Genesis 9:18-29 records the story of Noah and his family. When Ham, the youngest son, sees his father's nakedness and makes fun of it, Noah curses him and his lineage, Canaan. Shem and Japheth are blessed for covering their father's nakedness.
Exodus 34:6-7 describes God's mercy as forgiving iniquity and transgression even though he does not let the guilty and their children go unpunished, to the third and fourth generations. Later in Deuteronomy 23:2, Moses tells the Israelites that children born out of wedlock are cursed to the 10th generation.

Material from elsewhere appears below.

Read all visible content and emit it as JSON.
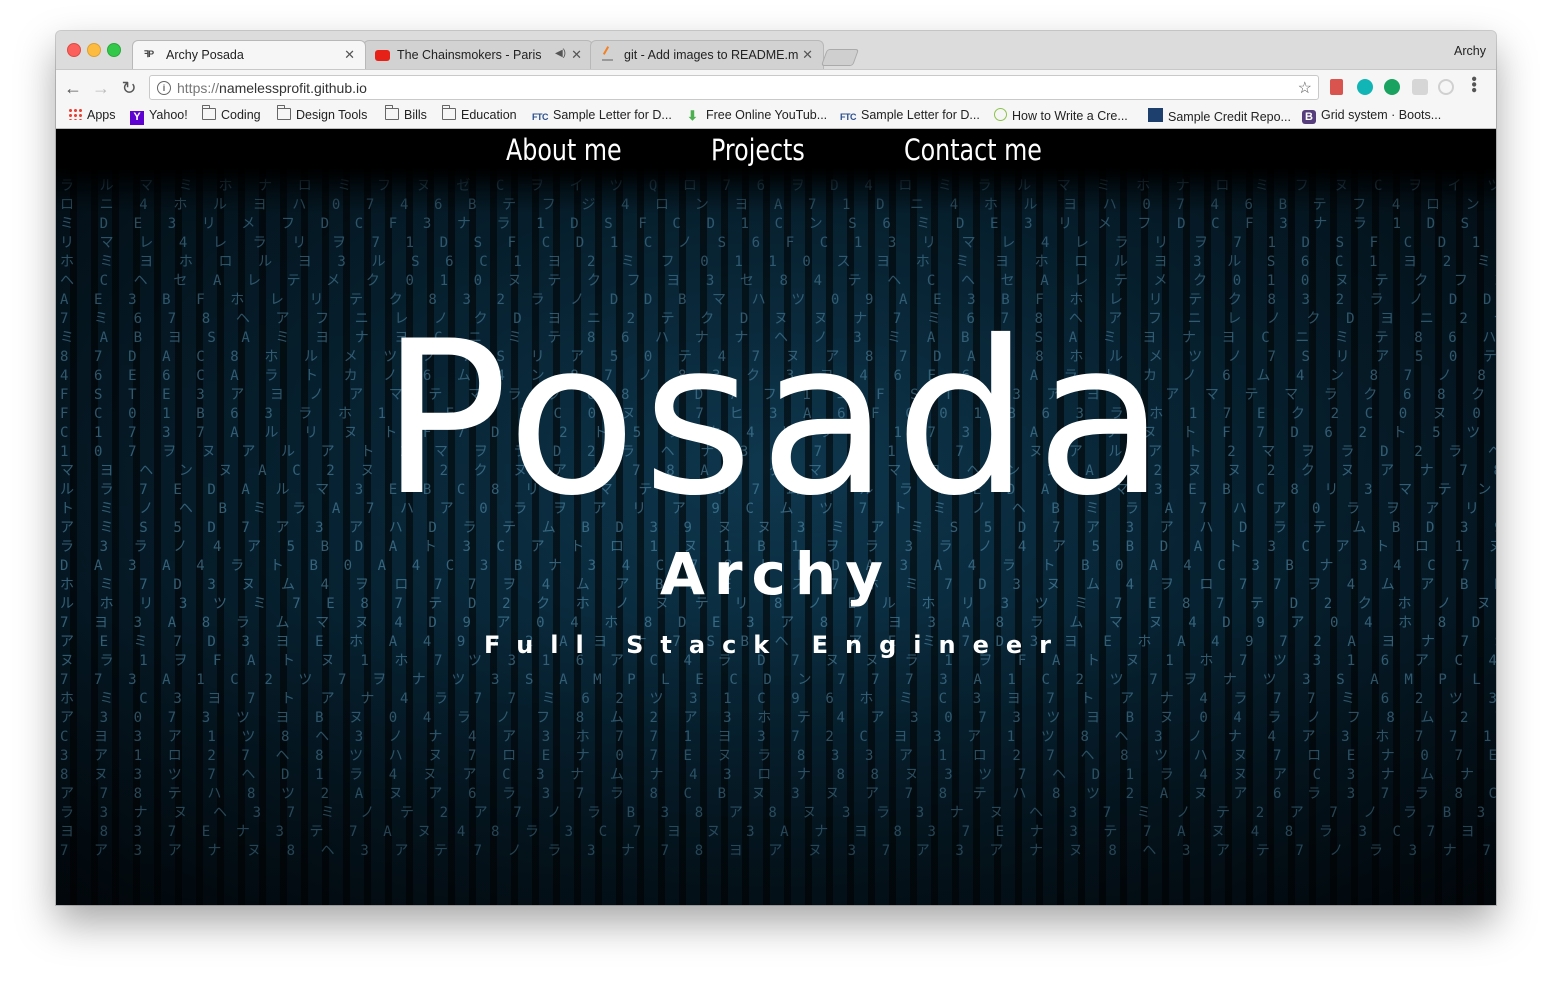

1 Samuel 3:12-14 portrays the curse on Eli and his family brought about by his sons for defiling the temple. They sin against God by seducing and committing sexual sin with the young women who assist at the entrance of the Tabernacle, yet Eli fails to discipline them. God through his messenger warns that no amount of sacrifice, offering or atonement can cleanse Eli's lineage.
In Jeremiah 31:29-31 and Ezekiel 18:1-4, 14-20 a new covenant is ushered, stating that the son is not punished for his father's sin. Jeremiah 31:30 states that, henceforth, everyone must answer for their own iniquities against God. Jesus' sacrifice heralds the coming of the new covenant in Luke 22:20.